Not sure why the Daily Bruin says zones. I will say Don MacLean in a postgame question that really summed up the Bruins and the key to their good first half:
When you guys are locked in defensively it really helps your offense. Maybe more than any other team in this conference because you’re so talented individually on offensively.
UCLA’s defense was good in the first half and UCLA not only held the Golden Bears to a 25.6 shooting percentage, they also scored 54 points.
The second half again was a bit worrisome. Ben Bolch of the LA Times points out:
UCLA (12-4, 3-1 Pac-12 Conference) withstood a spirited rally after Cal used a full-court press to force turnovers and slice what had been a 22-point deficit to 11 points midway through the second half. A four-point play by reserve forward Alex Olesinski, of all people, prevented the Bears from getting any closer the rest of the way....
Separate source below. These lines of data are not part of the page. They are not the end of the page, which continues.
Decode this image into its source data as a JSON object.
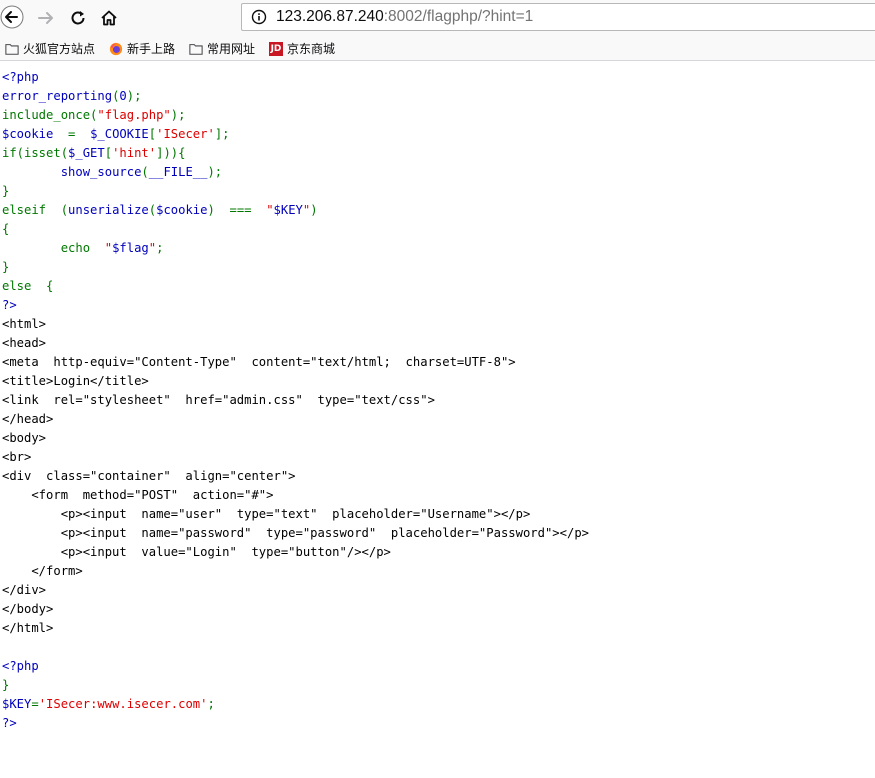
{
  "browser": {
    "url_host": "123.206.87.240",
    "url_rest": ":8002/flagphp/?hint=1",
    "bookmarks": [
      {
        "label": "火狐官方站点"
      },
      {
        "label": "新手上路"
      },
      {
        "label": "常用网址"
      },
      {
        "label": "京东商城",
        "badge": "JD"
      }
    ]
  },
  "colors": {
    "php_keyword": "#0000bb",
    "php_default": "#007700",
    "php_string": "#dd0000",
    "html": "#000000"
  },
  "code_lines": [
    [
      {
        "t": "<?php",
        "c": "c-blue"
      }
    ],
    [
      {
        "t": "error_reporting",
        "c": "c-blue"
      },
      {
        "t": "(",
        "c": "c-green"
      },
      {
        "t": "0",
        "c": "c-blue"
      },
      {
        "t": ");",
        "c": "c-green"
      }
    ],
    [
      {
        "t": "include_once(",
        "c": "c-green"
      },
      {
        "t": "\"flag.php\"",
        "c": "c-red"
      },
      {
        "t": ");",
        "c": "c-green"
      }
    ],
    [
      {
        "t": "$cookie  ",
        "c": "c-blue"
      },
      {
        "t": "=  ",
        "c": "c-green"
      },
      {
        "t": "$_COOKIE",
        "c": "c-blue"
      },
      {
        "t": "[",
        "c": "c-green"
      },
      {
        "t": "'ISecer'",
        "c": "c-red"
      },
      {
        "t": "];",
        "c": "c-green"
      }
    ],
    [
      {
        "t": "if(isset(",
        "c": "c-green"
      },
      {
        "t": "$_GET",
        "c": "c-blue"
      },
      {
        "t": "[",
        "c": "c-green"
      },
      {
        "t": "'hint'",
        "c": "c-red"
      },
      {
        "t": "])){",
        "c": "c-green"
      }
    ],
    [
      {
        "t": "        ",
        "c": "c-green"
      },
      {
        "t": "show_source",
        "c": "c-blue"
      },
      {
        "t": "(",
        "c": "c-green"
      },
      {
        "t": "__FILE__",
        "c": "c-blue"
      },
      {
        "t": ");",
        "c": "c-green"
      }
    ],
    [
      {
        "t": "}",
        "c": "c-green"
      }
    ],
    [
      {
        "t": "elseif  (",
        "c": "c-green"
      },
      {
        "t": "unserialize",
        "c": "c-blue"
      },
      {
        "t": "(",
        "c": "c-green"
      },
      {
        "t": "$cookie",
        "c": "c-blue"
      },
      {
        "t": ")  ===  ",
        "c": "c-green"
      },
      {
        "t": "\"",
        "c": "c-red"
      },
      {
        "t": "$KEY",
        "c": "c-blue"
      },
      {
        "t": "\"",
        "c": "c-red"
      },
      {
        "t": ")",
        "c": "c-green"
      }
    ],
    [
      {
        "t": "{",
        "c": "c-green"
      }
    ],
    [
      {
        "t": "        echo  ",
        "c": "c-green"
      },
      {
        "t": "\"",
        "c": "c-red"
      },
      {
        "t": "$flag",
        "c": "c-blue"
      },
      {
        "t": "\"",
        "c": "c-red"
      },
      {
        "t": ";",
        "c": "c-green"
      }
    ],
    [
      {
        "t": "}",
        "c": "c-green"
      }
    ],
    [
      {
        "t": "else  {",
        "c": "c-green"
      }
    ],
    [
      {
        "t": "?>",
        "c": "c-blue"
      }
    ],
    [
      {
        "t": "<html>",
        "c": "c-black"
      }
    ],
    [
      {
        "t": "<head>",
        "c": "c-black"
      }
    ],
    [
      {
        "t": "<meta  http-equiv=\"Content-Type\"  content=\"text/html;  charset=UTF-8\">",
        "c": "c-black"
      }
    ],
    [
      {
        "t": "<title>Login</title>",
        "c": "c-black"
      }
    ],
    [
      {
        "t": "<link  rel=\"stylesheet\"  href=\"admin.css\"  type=\"text/css\">",
        "c": "c-black"
      }
    ],
    [
      {
        "t": "</head>",
        "c": "c-black"
      }
    ],
    [
      {
        "t": "<body>",
        "c": "c-black"
      }
    ],
    [
      {
        "t": "<br>",
        "c": "c-black"
      }
    ],
    [
      {
        "t": "<div  class=\"container\"  align=\"center\">",
        "c": "c-black"
      }
    ],
    [
      {
        "t": "    <form  method=\"POST\"  action=\"#\">",
        "c": "c-black"
      }
    ],
    [
      {
        "t": "        <p><input  name=\"user\"  type=\"text\"  placeholder=\"Username\"></p>",
        "c": "c-black"
      }
    ],
    [
      {
        "t": "        <p><input  name=\"password\"  type=\"password\"  placeholder=\"Password\"></p>",
        "c": "c-black"
      }
    ],
    [
      {
        "t": "        <p><input  value=\"Login\"  type=\"button\"/></p>",
        "c": "c-black"
      }
    ],
    [
      {
        "t": "    </form>",
        "c": "c-black"
      }
    ],
    [
      {
        "t": "</div>",
        "c": "c-black"
      }
    ],
    [
      {
        "t": "</body>",
        "c": "c-black"
      }
    ],
    [
      {
        "t": "</html>",
        "c": "c-black"
      }
    ],
    [],
    [
      {
        "t": "<?php",
        "c": "c-blue"
      }
    ],
    [
      {
        "t": "}",
        "c": "c-green"
      }
    ],
    [
      {
        "t": "$KEY",
        "c": "c-blue"
      },
      {
        "t": "=",
        "c": "c-green"
      },
      {
        "t": "'ISecer:www.isecer.com'",
        "c": "c-red"
      },
      {
        "t": ";",
        "c": "c-green"
      }
    ],
    [
      {
        "t": "?>",
        "c": "c-blue"
      }
    ]
  ]
}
Olesinski made a career-high three three-pointers on the way to a career-high 14 points and teammate Thomas Welsh made a career-high four three-pointers and finished with 19 points and 14 rebounds. UCLA forward Kris Wilkes also tied his career high with four three-pointers against a sagging defense that tempted the Bruins to beat it from long range....
”We came in knowing that they were going to zone us,” Olesinski said, “but we didn’t know we were going to have that many opportunities to make threes so we took advantage of them.”
This is one of the reasons UC Berkeley is really a bad team. This is what Wyking Jones said to the San Jose Mercury News:
The Bears’ zone defense gave UCLA almost no trouble. The Bruins simply moved the ball until they had an open 3-point shot, and they made eight by halftime, finishing 17 of 30. In particular, Cal’s zone never could close out shooters in the corners, and many of UCLA’s misses came on wide-open looks.
“They took the shots we want them to take. Unfortunately, they made them,” [Bears Coach] Jones said.
The second half run is a bit worrisome as all teams won’t be as badly coached as Berkeley. Speaking of coaches, UCLA’s coach Steve Alford was not happy with the effort in the second half.
Cal narrowed its deficit to 11 points midway through the second half and forced Alford to call a timeout following a lackadaisical inbounds play. During the break-in action, he reminded his team not to follow the same path it did in giving up double-digit leads in road contests at Stanford and Michigan.
But UCLA won the game and, besides nice things needing to be said about Alex Olesinski, the upperclassmen and leaders need a shout out as well. Thomas Welsh talked about his nose and the use of the face mask as well as being a leader.
It (the mask) might be here for a while. . . . Just trying to lead the young guys the best I can and . . . set the tone.
Finally, Aaron Holiday spoke about the two keys for UCLA:
Defense and winning on the road. That’s about it.
Defense is THE key to this team. When they play it, they can run and score, but they can’t always play a team as badly coached as UC Berkeley.